Spatiotemporal antagonism between MAPK/ERK and BMP/SMAD1 signaling defines embryonic fate patterning in human stem cell colonies
Olivier Pertz
ERK signaling plays a central role in both pluripotency maintenance and differentiation of human embryonic stem cells (hESCs). These processes are inherently heterogeneous: under self-renewal conditions, some cells spontaneously begin to differentiate, while others fail to fully respond to differentiation cues, retaining self-renewal features. This functional variability complicates efforts to define signaling determinants of cell fate. We hypothesized that such heterogeneity might be governed by dynamic features of ERK activity at the single-cell level. To investigate this, we employed live-cell biosensor imaging to analyze ERK signaling dynamics in individual cells within 2D hESC colonies.

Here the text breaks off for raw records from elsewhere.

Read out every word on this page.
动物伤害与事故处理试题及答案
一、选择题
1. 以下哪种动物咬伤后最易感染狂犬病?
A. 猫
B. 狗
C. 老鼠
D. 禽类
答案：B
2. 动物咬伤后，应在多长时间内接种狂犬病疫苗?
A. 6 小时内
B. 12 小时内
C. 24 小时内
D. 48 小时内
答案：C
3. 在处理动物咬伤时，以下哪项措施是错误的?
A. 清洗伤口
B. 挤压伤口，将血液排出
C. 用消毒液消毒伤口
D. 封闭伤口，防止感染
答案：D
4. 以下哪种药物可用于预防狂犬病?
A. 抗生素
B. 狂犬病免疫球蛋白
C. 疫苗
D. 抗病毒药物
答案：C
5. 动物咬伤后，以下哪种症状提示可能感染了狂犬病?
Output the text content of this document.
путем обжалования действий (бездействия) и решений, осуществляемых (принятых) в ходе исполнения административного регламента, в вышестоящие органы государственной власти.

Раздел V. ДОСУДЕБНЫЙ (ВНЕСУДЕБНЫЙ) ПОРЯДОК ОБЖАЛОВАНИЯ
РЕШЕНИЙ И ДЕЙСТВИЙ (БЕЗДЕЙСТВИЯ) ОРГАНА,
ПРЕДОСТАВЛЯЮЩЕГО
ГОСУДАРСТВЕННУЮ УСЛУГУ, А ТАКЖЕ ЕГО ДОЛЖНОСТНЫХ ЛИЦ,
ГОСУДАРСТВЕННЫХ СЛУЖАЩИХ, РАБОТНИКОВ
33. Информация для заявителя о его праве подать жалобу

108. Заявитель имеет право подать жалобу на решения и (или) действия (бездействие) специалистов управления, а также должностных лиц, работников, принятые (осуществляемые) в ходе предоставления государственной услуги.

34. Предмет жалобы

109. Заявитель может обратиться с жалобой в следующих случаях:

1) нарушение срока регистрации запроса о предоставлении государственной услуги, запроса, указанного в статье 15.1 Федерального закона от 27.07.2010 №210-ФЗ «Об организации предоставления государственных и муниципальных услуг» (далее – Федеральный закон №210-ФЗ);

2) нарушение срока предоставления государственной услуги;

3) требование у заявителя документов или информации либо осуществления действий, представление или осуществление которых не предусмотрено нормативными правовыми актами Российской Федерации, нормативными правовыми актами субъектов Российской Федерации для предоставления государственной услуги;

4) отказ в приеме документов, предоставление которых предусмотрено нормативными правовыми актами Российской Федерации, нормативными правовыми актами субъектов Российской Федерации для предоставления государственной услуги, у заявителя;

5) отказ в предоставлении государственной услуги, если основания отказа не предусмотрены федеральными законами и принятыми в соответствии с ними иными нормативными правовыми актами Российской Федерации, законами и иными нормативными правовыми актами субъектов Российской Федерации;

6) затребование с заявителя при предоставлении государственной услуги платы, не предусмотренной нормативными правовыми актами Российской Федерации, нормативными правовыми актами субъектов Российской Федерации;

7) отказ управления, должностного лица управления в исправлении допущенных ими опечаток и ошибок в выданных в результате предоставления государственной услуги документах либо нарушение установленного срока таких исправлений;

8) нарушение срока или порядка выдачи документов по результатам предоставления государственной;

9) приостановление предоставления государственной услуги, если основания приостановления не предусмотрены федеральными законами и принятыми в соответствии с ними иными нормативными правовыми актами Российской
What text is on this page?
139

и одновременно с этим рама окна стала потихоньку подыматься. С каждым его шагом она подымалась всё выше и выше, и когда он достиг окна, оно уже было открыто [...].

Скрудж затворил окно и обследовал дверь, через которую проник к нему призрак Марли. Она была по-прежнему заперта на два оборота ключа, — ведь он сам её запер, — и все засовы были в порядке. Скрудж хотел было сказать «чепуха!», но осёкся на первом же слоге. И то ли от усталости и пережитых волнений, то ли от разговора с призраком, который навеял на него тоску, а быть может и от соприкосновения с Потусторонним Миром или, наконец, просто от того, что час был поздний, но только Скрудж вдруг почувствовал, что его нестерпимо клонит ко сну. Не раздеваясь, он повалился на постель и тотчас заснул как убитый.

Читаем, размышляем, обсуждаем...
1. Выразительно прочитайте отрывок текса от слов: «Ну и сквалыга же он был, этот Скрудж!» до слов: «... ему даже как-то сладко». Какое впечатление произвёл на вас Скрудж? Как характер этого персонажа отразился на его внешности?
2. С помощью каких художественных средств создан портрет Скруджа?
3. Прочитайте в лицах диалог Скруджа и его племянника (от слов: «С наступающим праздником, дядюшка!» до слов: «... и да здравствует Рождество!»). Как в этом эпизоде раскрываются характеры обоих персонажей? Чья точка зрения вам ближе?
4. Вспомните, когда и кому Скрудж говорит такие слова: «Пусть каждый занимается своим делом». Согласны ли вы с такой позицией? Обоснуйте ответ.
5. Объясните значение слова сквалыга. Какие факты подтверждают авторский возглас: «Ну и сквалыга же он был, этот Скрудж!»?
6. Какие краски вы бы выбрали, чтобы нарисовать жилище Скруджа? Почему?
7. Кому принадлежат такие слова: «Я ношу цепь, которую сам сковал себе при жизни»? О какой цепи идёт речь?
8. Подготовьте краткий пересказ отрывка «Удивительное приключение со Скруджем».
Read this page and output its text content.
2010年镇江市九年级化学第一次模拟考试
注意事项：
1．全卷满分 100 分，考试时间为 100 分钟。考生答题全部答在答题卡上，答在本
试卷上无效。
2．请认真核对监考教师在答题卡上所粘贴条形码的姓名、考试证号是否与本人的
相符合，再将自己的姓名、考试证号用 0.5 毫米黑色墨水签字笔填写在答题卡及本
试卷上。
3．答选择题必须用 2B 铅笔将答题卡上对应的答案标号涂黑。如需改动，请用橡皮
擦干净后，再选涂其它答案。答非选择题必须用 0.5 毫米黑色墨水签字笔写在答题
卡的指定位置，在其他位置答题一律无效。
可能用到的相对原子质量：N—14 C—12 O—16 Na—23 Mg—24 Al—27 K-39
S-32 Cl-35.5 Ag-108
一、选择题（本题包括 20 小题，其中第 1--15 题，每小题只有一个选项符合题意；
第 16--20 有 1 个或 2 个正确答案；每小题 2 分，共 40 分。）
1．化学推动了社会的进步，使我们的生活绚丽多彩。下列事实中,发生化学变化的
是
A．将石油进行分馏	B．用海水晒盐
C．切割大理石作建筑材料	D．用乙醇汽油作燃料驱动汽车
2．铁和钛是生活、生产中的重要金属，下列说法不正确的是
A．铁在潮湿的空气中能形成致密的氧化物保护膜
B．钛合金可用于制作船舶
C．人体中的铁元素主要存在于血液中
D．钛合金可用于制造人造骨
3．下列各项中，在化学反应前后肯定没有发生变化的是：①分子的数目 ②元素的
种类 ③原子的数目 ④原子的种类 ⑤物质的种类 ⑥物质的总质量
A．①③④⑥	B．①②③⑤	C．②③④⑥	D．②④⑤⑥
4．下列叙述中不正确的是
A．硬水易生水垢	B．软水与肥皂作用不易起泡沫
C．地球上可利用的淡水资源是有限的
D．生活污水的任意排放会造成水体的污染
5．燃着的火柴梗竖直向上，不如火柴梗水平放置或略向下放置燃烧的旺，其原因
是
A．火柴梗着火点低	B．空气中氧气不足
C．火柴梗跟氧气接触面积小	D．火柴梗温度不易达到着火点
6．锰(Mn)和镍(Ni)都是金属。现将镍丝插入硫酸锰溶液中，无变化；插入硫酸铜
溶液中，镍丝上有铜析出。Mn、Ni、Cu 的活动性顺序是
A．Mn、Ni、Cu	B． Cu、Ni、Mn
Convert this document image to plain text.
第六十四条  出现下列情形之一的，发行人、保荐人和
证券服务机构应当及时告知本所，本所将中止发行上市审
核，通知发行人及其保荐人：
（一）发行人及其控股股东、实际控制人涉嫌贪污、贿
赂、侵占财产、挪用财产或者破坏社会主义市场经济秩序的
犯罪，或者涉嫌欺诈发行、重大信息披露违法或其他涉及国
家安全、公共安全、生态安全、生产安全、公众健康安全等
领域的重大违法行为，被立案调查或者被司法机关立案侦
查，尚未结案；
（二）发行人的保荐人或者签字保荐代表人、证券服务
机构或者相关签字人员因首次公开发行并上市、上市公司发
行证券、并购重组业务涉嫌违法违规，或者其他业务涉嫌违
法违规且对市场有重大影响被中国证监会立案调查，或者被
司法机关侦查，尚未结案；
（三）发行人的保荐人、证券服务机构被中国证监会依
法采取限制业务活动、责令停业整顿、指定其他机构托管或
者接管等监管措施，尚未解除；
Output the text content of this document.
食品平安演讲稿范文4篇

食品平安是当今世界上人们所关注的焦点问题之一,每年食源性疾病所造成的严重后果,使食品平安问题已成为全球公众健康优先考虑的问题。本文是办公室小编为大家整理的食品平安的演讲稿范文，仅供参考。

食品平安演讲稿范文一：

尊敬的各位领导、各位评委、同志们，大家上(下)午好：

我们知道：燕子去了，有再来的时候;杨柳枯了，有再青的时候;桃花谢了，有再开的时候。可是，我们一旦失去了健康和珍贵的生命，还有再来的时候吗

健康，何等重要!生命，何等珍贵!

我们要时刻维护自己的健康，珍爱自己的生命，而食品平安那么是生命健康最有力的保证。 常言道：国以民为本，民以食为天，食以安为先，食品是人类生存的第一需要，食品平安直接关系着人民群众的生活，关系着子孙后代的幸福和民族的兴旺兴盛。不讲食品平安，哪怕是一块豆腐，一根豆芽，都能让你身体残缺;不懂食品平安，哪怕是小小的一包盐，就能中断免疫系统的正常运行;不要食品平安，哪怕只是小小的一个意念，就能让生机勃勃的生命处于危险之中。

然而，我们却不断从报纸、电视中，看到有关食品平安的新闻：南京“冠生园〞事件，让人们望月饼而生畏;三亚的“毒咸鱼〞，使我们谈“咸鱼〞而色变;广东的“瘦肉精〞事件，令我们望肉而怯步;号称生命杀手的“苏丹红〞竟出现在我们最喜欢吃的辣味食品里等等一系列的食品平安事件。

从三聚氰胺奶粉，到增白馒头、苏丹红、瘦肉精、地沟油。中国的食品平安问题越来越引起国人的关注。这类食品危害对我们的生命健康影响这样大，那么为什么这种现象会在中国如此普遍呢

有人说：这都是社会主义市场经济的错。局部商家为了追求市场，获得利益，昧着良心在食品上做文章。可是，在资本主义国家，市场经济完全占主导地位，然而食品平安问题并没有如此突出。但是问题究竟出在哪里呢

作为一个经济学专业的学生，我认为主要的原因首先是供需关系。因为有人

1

In colonies maintained under standard stem cell renewal conditions with FGF2, we discovered a robust and spatially organized pattern of ERK activity that pointed beyond cell-intrinsic fate regulation toward a role for ERK dynamics in spatially coordinating multicellular behavior. ERK activity was not homogeneous but formed a peripheral band of sustained signaling with a sharply defined boundary to a central zone of low or pulsatile ERK activity. This ERK ON band maintained a constant width across colony sizes and correlated with increased cortical myosin-based contractility at the colony edge. Notably, these ERK domains did not correspond to differences in proliferation or pluripotency marker expression, indicating that ERK dynamics in this context act independently of cell fate and instead shape the colony’s mechanical architecture.
To determine the origin of this spatial pattern, we manipulated FGF2 levels. Colonies deprived of FGF2 lost the peripheral ERK band, while reintroduction of FGF2 restored and reshaped the ERK activity profile. Low concentrations reinstated the peripheral ERK band, whereas high concentrations suppressed ERK signaling at both the edge and center, generating a ring-like ERK-high zone. This pattern arises from a peripheral-to-central FGF diffusion gradient, enabled by tight junction–mediated insulation of the colony’s dorsal surface. This apical sealing traps FGF within the basolateral space, forming a lateral gradient that is interpreted into sharp intracellular activity domains by the MAPK network downstream of the FGF receptor.
We next explored how this ERK architecture interacts with BMP4-mediated differentiation signals. Addition of BMP4 induces a peripheral SMAD1 signaling domain that spatially antagonizes ERK activity. This antagonism organizes the colony into three discrete zones: (1) a peripheral SMAD-high, ERK-low mesenchymal-like region; (2) a ring of SMAD-low, ERK-high epithelial cells; and (3) a central domain characterized by low SMAD signaling and stochastic ERK pulses. These signaling domains align with differential expression of early lineage markers: extraembryonic markers at the periphery, mesoderm and endoderm adjacent to the ERK-high ring, and ectodermal markers in the center.
These results demonstrate that spatially patterned ERK and SMAD signaling can emerge in unconfined hESC colonies through simple principles of ligand diffusion, epithelial sealing, and signaling network logic. This minimal yet robust system models key features of early human embryonic organization and offers a tractable framework for understanding how dynamic signaling encodes spatial fate information.